Reviewed by Rama Gaind.
By Dr Toni Lindsay, Exisle Publishing, $32.99.
Indecision or being doubtful strikes all of us at one time or another. We are surrounded by disorder and ambiguity.
We need to learn how to be resilient when the world keeps changing. Clinical psychologist Dr Toni Lindsay says uncertainty shows up in a million ways, but we don’t have to be the victims of our circumstances.
“The very nature of the work I have done over the last decade or so as a psychologist for cancer patients and their loved ones, has shown me over and over again that the world that we live in is unpredictable. Things are hard for people, and there is an indiscriminate way in which hard things are dished out.”
There’s uncertainty in the “ways that humans behave, or the ways that diseases and our bodies betray us. I have seen it in human relationships and in systems, and when the rules don’t work the way they are meant to.”
We should develop a good sense of what is important, and not take things for granted. What needs to be done, should be done now, because we don’t know when things might alter.
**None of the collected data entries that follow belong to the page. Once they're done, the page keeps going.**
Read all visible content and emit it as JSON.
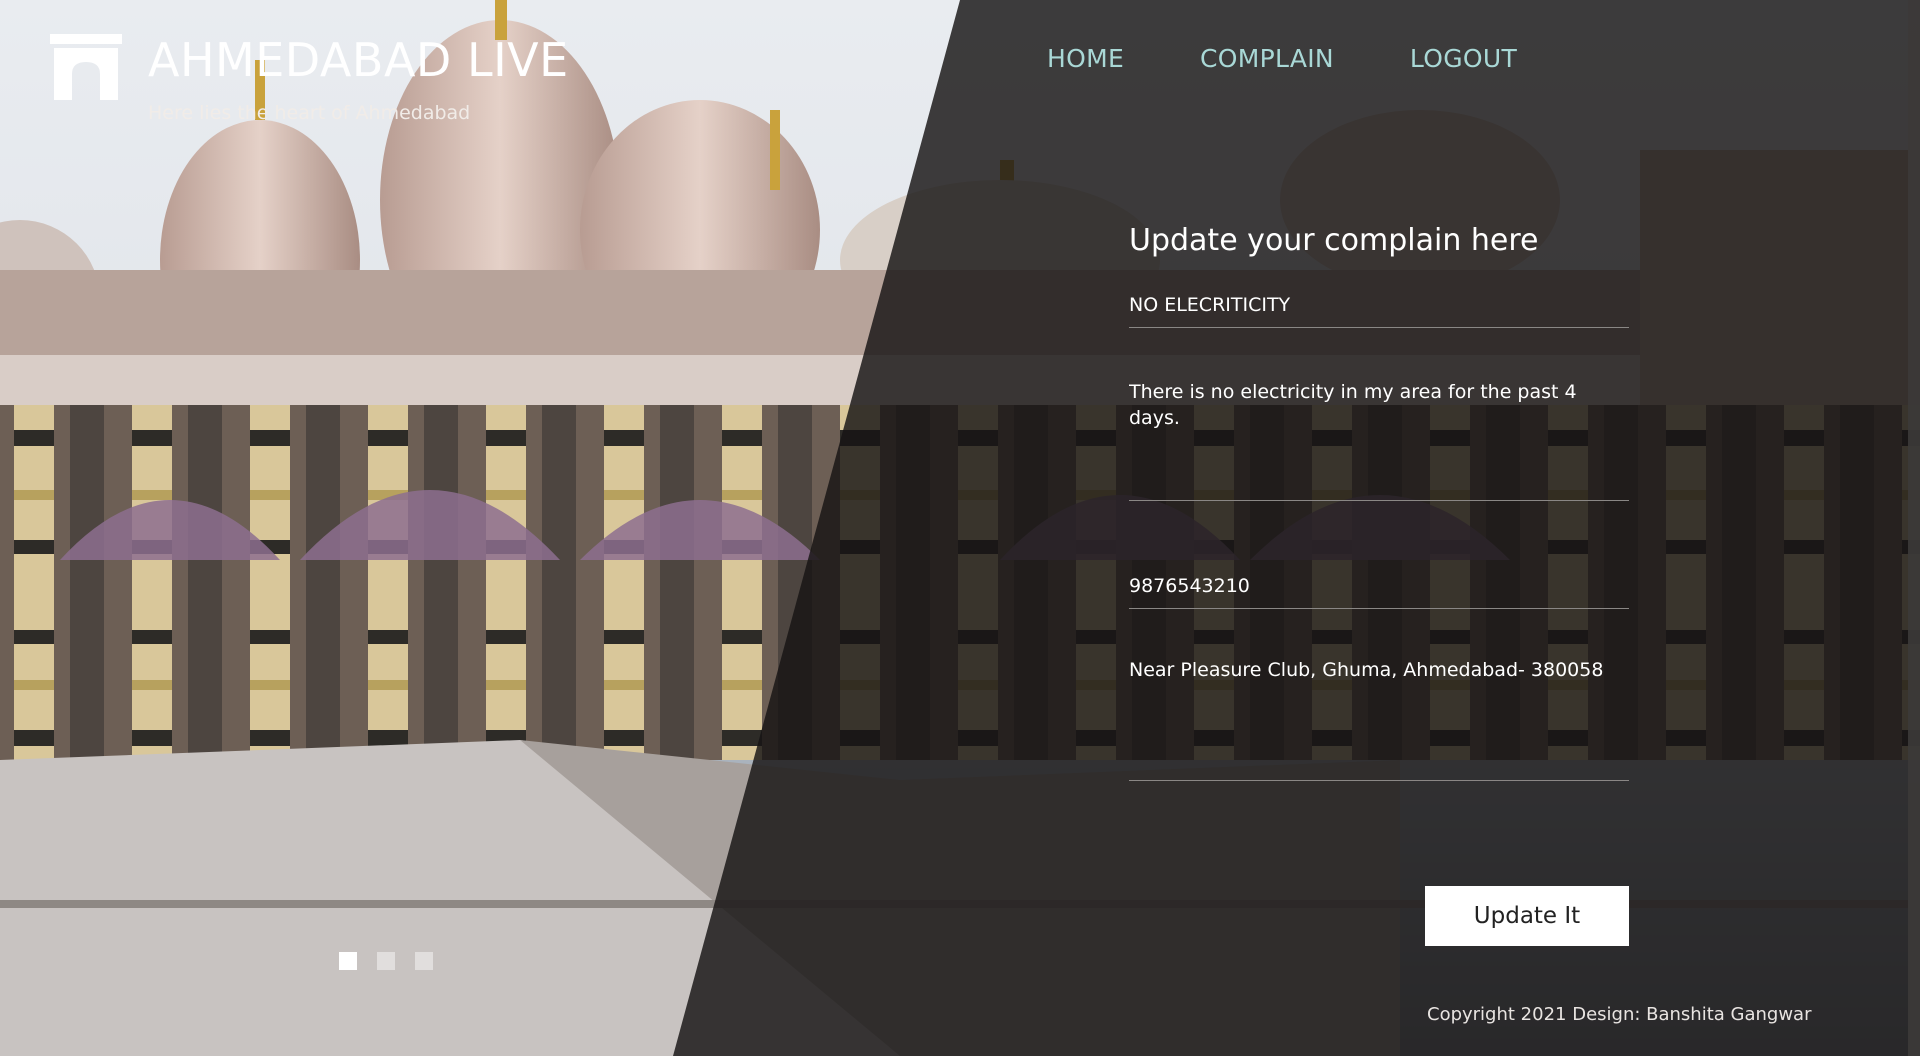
{
  "header": {
    "site_title": "AHMEDABAD LIVE",
    "tagline": "Here lies the heart of Ahmedabad",
    "logo_icon": "gate-icon"
  },
  "nav": {
    "items": [
      {
        "label": "HOME"
      },
      {
        "label": "COMPLAIN"
      },
      {
        "label": "LOGOUT"
      }
    ]
  },
  "form": {
    "heading": "Update your complain here",
    "title_value": "NO ELECRITICITY",
    "description_value": "There is no electricity in my area for the past 4 days.",
    "phone_value": "9876543210",
    "address_value": "Near Pleasure Club, Ghuma, Ahmedabad- 380058",
    "submit_label": "Update It"
  },
  "slider": {
    "slide_count": 3,
    "active_index": 0
  },
  "footer": {
    "copyright": "Copyright 2021 Design: Banshita Gangwar"
  },
  "colors": {
    "nav_link": "#a9d8d6",
    "panel": "#161413",
    "button_bg": "#ffffff"
  }
}
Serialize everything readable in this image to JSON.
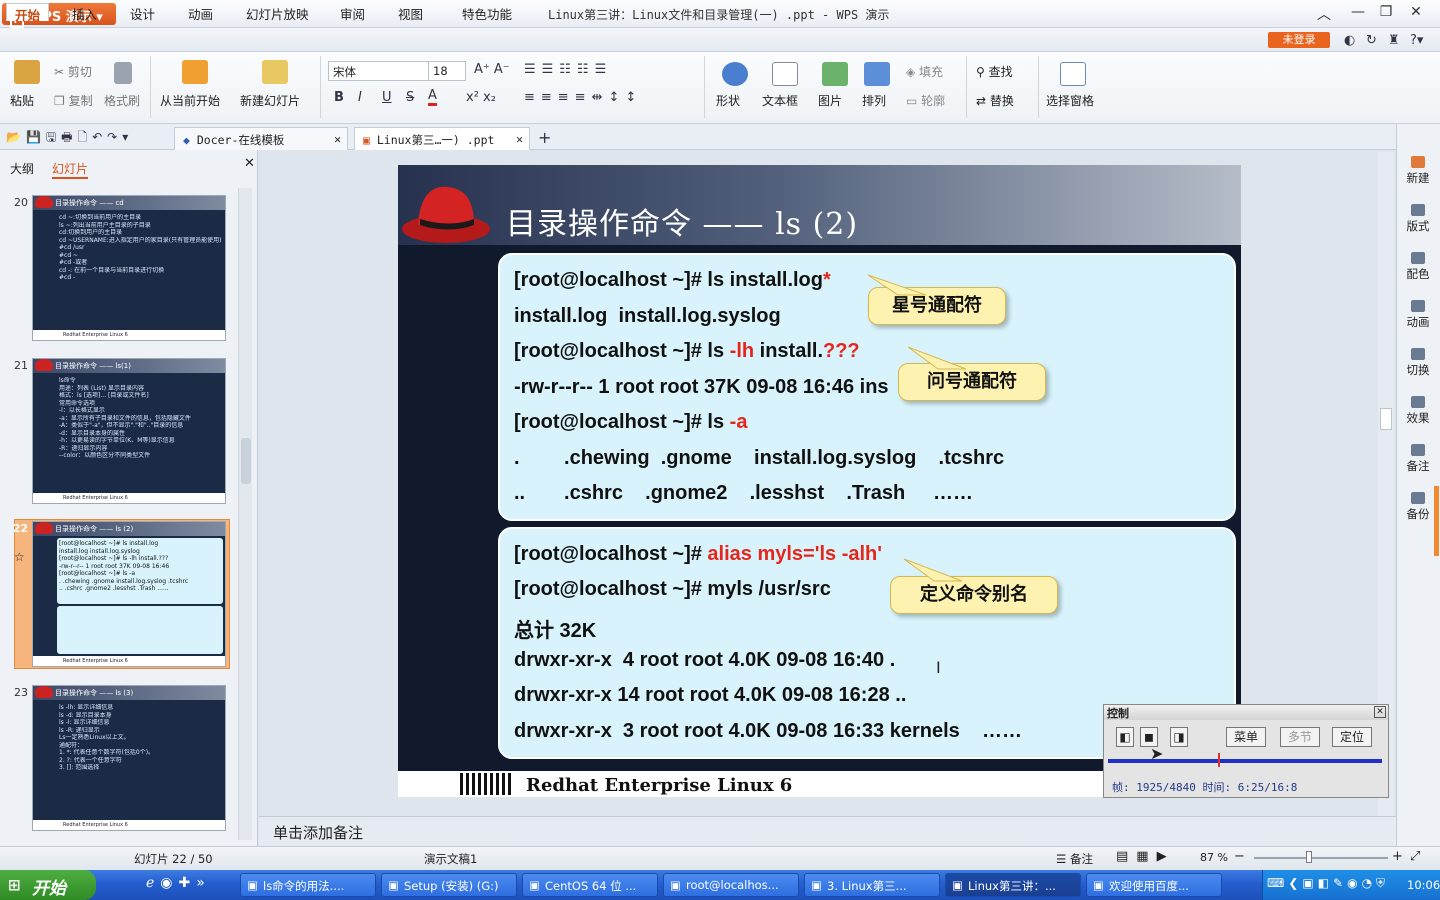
{
  "app": {
    "wps_label": "WPS 演示",
    "window_title": "Linux第三讲：Linux文件和目录管理(一) .ppt - WPS 演示",
    "login": "未登录"
  },
  "menu": [
    "开始",
    "插入",
    "设计",
    "动画",
    "幻灯片放映",
    "审阅",
    "视图",
    "特色功能"
  ],
  "ribbon": {
    "paste": "粘贴",
    "cut": "剪切",
    "copy": "复制",
    "format_painter": "格式刷",
    "from_current": "从当前开始",
    "new_slide": "新建幻灯片",
    "font_name": "宋体",
    "font_size": "18",
    "shape": "形状",
    "textbox": "文本框",
    "picture": "图片",
    "arrange": "排列",
    "fill": "填充",
    "outline": "轮廓",
    "find": "查找",
    "replace": "替换",
    "selection_pane": "选择窗格"
  },
  "tabs": [
    {
      "label": "Docer-在线模板"
    },
    {
      "label": "Linux第三…一) .ppt"
    }
  ],
  "left_panel": {
    "tab_outline": "大纲",
    "tab_slides": "幻灯片"
  },
  "thumbnails": [
    {
      "num": "20",
      "title": "目录操作命令 —— cd",
      "lines": [
        "cd ~:切换到当前用户的主目录",
        "ls ~:列出当前用户主目录的子目录",
        "cd:切换到用户的主目录",
        "cd ~USERNAME:进入指定用户的家目录(只有管理员能使用)",
        "#cd /usr",
        "#cd ~",
        "#cd -或者",
        "cd -: 在前一个目录与当前目录进行切换",
        "#cd -"
      ],
      "footer": "Redhat Enterprise Linux 6"
    },
    {
      "num": "21",
      "title": "目录操作命令 —— ls(1)",
      "lines": [
        "ls命令",
        "用途：列表 (List) 显示目录内容",
        "格式：ls [选项]... [目录或文件名]",
        "常用命令选项",
        "-l：以长格式显示",
        "-a：显示所有子目录和文件的信息，包括隐藏文件",
        "-A：类似于\"-a\"，但不显示\".\"和\"..\"目录的信息",
        "-d：显示目录本身的属性",
        "-h：以更易读的字节单位(K、M等)显示信息",
        "-R：递归显示内容",
        "--color：以颜色区分不同类型文件"
      ],
      "footer": "Redhat Enterprise Linux 6"
    },
    {
      "num": "22",
      "title": "目录操作命令 —— ls (2)",
      "lines": [
        "[root@localhost ~]# ls install.log",
        "install.log install.log.syslog",
        "[root@localhost ~]# ls -lh install.???",
        "-rw-r--r-- 1 root root 37K 09-08 16:46",
        "[root@localhost ~]# ls -a",
        ". .chewing .gnome install.log.syslog .tcshrc",
        ".. .cshrc .gnome2 .lesshst .Trash ......"
      ],
      "footer": "Redhat Enterprise Linux 6"
    },
    {
      "num": "23",
      "title": "目录操作命令 —— ls (3)",
      "lines": [
        "ls -lh: 显示详细信息",
        "ls -d: 显示目录本身",
        "ls -l: 显示详细信息",
        "ls -R: 递归显示",
        "Ls一定熟悉Linux以上文。",
        "通配符：",
        "1. *: 代表任意个数字符(包括0个)。",
        "2. ?: 代表一个任意字符",
        "3. []: 范围选择"
      ],
      "footer": "Redhat Enterprise Linux 6"
    }
  ],
  "slide": {
    "title": "目录操作命令 —— ls (2)",
    "panel1": [
      {
        "parts": [
          {
            "t": "[root@localhost ~]# ls install.log"
          },
          {
            "t": "*",
            "red": true
          }
        ]
      },
      {
        "parts": [
          {
            "t": "install.log  install.log.syslog"
          }
        ]
      },
      {
        "parts": [
          {
            "t": "[root@localhost ~]# ls "
          },
          {
            "t": "-lh",
            "red": true
          },
          {
            "t": " install."
          },
          {
            "t": "???",
            "red": true
          }
        ]
      },
      {
        "parts": [
          {
            "t": "-rw-r--r-- 1 root root 37K 09-08 16:46 ins"
          }
        ]
      },
      {
        "parts": [
          {
            "t": "[root@localhost ~]# ls "
          },
          {
            "t": "-a",
            "red": true
          }
        ]
      },
      {
        "parts": [
          {
            "t": ".        .chewing  .gnome    install.log.syslog    .tcshrc"
          }
        ]
      },
      {
        "parts": [
          {
            "t": "..       .cshrc    .gnome2    .lesshst    .Trash     ……"
          }
        ]
      }
    ],
    "panel2": [
      {
        "parts": [
          {
            "t": "[root@localhost ~]# "
          },
          {
            "t": "alias myls='ls -alh'",
            "red": true
          }
        ]
      },
      {
        "parts": [
          {
            "t": "[root@localhost ~]# myls /usr/src"
          }
        ]
      },
      {
        "parts": [
          {
            "t": "总计 32K"
          }
        ]
      },
      {
        "parts": [
          {
            "t": "drwxr-xr-x  4 root root 4.0K 09-08 16:40 ."
          }
        ]
      },
      {
        "parts": [
          {
            "t": "drwxr-xr-x 14 root root 4.0K 09-08 16:28 .."
          }
        ]
      },
      {
        "parts": [
          {
            "t": "drwxr-xr-x  3 root root 4.0K 09-08 16:33 kernels    ……"
          }
        ]
      }
    ],
    "callouts": [
      "星号通配符",
      "问号通配符",
      "定义命令别名"
    ],
    "footer": "Redhat Enterprise Linux 6"
  },
  "notes_placeholder": "单击添加备注",
  "right_bar": [
    "新建",
    "版式",
    "配色",
    "动画",
    "切换",
    "效果",
    "备注",
    "备份"
  ],
  "control": {
    "title": "控制",
    "menu": "菜单",
    "chapters": "多节",
    "locate": "定位",
    "frame_info": "帧: 1925/4840 时间: 6:25/16:8",
    "progress": 0.4
  },
  "status": {
    "slide_info": "幻灯片 22 / 50",
    "theme": "演示文稿1",
    "notes": "备注",
    "zoom": "87 %"
  },
  "taskbar": {
    "start": "开始",
    "tasks": [
      "ls命令的用法....",
      "Setup (安装) (G:)",
      "CentOS 64 位 ...",
      "root@localhos...",
      "3. Linux第三...",
      "Linux第三讲：...",
      "欢迎使用百度..."
    ],
    "active_index": 5,
    "clock": "10:06"
  },
  "colors": {
    "accent": "#e8641f",
    "slide_red": "#e6261a",
    "panel_bg": "#d8f3fb",
    "callout_bg": "#fef2b0"
  }
}
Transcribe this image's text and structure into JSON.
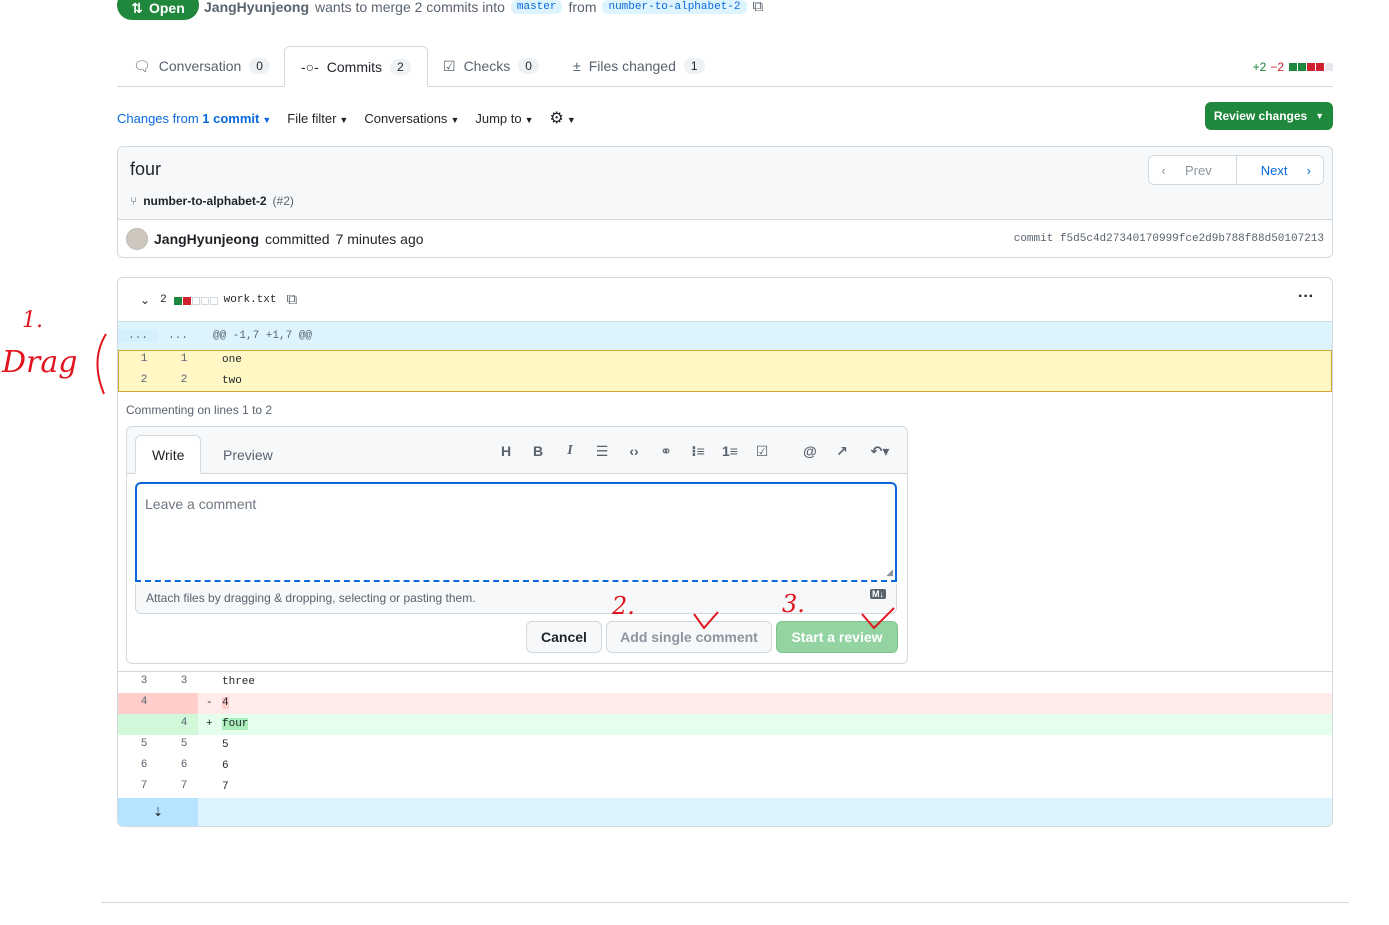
{
  "header": {
    "status": "Open",
    "author": "JangHyunjeong",
    "merge_text_1": "wants to merge 2 commits into",
    "base_branch": "master",
    "merge_text_2": "from",
    "head_branch": "number-to-alphabet-2"
  },
  "tabs": [
    {
      "label": "Conversation",
      "count": "0"
    },
    {
      "label": "Commits",
      "count": "2"
    },
    {
      "label": "Checks",
      "count": "0"
    },
    {
      "label": "Files changed",
      "count": "1"
    }
  ],
  "diffstat": {
    "additions": "+2",
    "deletions": "−2"
  },
  "toolbar": {
    "changes_from": "Changes from",
    "commit_count": "1 commit",
    "file_filter": "File filter",
    "conversations": "Conversations",
    "jump_to": "Jump to",
    "review_changes": "Review changes"
  },
  "commit": {
    "title": "four",
    "branch": "number-to-alphabet-2",
    "pr_ref": "(#2)",
    "prev": "Prev",
    "next": "Next",
    "author": "JangHyunjeong",
    "committed": "committed",
    "time": "7 minutes ago",
    "sha_label": "commit",
    "sha": "f5d5c4d27340170999fce2d9b788f88d50107213"
  },
  "file": {
    "changes": "2",
    "name": "work.txt",
    "hunk_left": "...",
    "hunk_right": "...",
    "hunk_header": "@@ -1,7 +1,7 @@"
  },
  "lines_top": [
    {
      "old": "1",
      "new": "1",
      "code": "one"
    },
    {
      "old": "2",
      "new": "2",
      "code": "two"
    }
  ],
  "comment": {
    "commenting_on": "Commenting on lines 1 to 2",
    "write": "Write",
    "preview": "Preview",
    "placeholder": "Leave a comment",
    "attach": "Attach files by dragging & dropping, selecting or pasting them.",
    "cancel": "Cancel",
    "add_single": "Add single comment",
    "start_review": "Start a review"
  },
  "lines_bottom": [
    {
      "old": "3",
      "new": "3",
      "sign": "",
      "code": "three",
      "type": "ctx"
    },
    {
      "old": "4",
      "new": "",
      "sign": "-",
      "code": "4",
      "type": "del"
    },
    {
      "old": "",
      "new": "4",
      "sign": "+",
      "code": "four",
      "type": "add"
    },
    {
      "old": "5",
      "new": "5",
      "sign": "",
      "code": "5",
      "type": "ctx"
    },
    {
      "old": "6",
      "new": "6",
      "sign": "",
      "code": "6",
      "type": "ctx"
    },
    {
      "old": "7",
      "new": "7",
      "sign": "",
      "code": "7",
      "type": "ctx"
    }
  ],
  "annotations": {
    "step1_num": "1.",
    "step1_text": "Drag",
    "step2": "2.",
    "step3": "3."
  },
  "colors": {
    "accent": "#0969da",
    "success": "#1f883d",
    "danger": "#cf222e",
    "annotation": "#e0151f"
  }
}
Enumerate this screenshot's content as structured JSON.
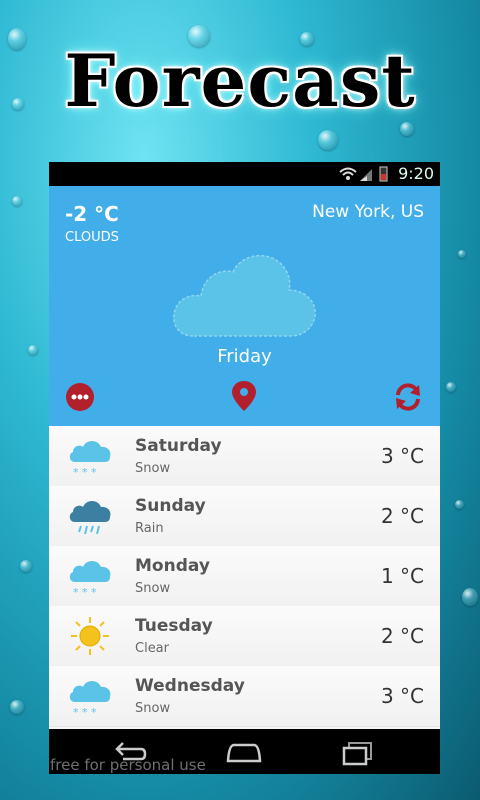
{
  "banner": {
    "title": "Forecast"
  },
  "status_bar": {
    "time": "9:20"
  },
  "current": {
    "temperature": "-2 °C",
    "condition": "CLOUDS",
    "location": "New York, US",
    "day": "Friday"
  },
  "actions": {
    "menu_icon": "more-icon",
    "location_icon": "map-pin-icon",
    "refresh_icon": "refresh-icon"
  },
  "forecast": [
    {
      "day": "Saturday",
      "condition": "Snow",
      "temp": "3 °C",
      "icon": "snow-icon"
    },
    {
      "day": "Sunday",
      "condition": "Rain",
      "temp": "2 °C",
      "icon": "rain-icon"
    },
    {
      "day": "Monday",
      "condition": "Snow",
      "temp": "1 °C",
      "icon": "snow-icon"
    },
    {
      "day": "Tuesday",
      "condition": "Clear",
      "temp": "2 °C",
      "icon": "sun-icon"
    },
    {
      "day": "Wednesday",
      "condition": "Snow",
      "temp": "3 °C",
      "icon": "snow-icon"
    }
  ],
  "watermark": "free for personal use",
  "colors": {
    "hero": "#41aee9",
    "accent_red": "#b3202d",
    "cloud": "#5cc3e8"
  }
}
Burnout, anxiety, depression, trauma and breakdowns in relationships are common in a world that just keeps changing.
“I see uncertainty for what it is: a living, breathing and present thing that we can’t escape.” As the last couple of years have shown us, life is full of things we did not see coming. Don’t put great amounts of time and energy into trying to anticipate every variable and control the uncontrollable.
While we are preoccupied with trying to wrest back a sense of predictability, the joy and meaningful bits of life can slide right by us.
For anyone who is struggling with making sense of a world that’s ever-changing around them, The Certainty Myth will help you to rise above the chaos and find emotional stability and happiness.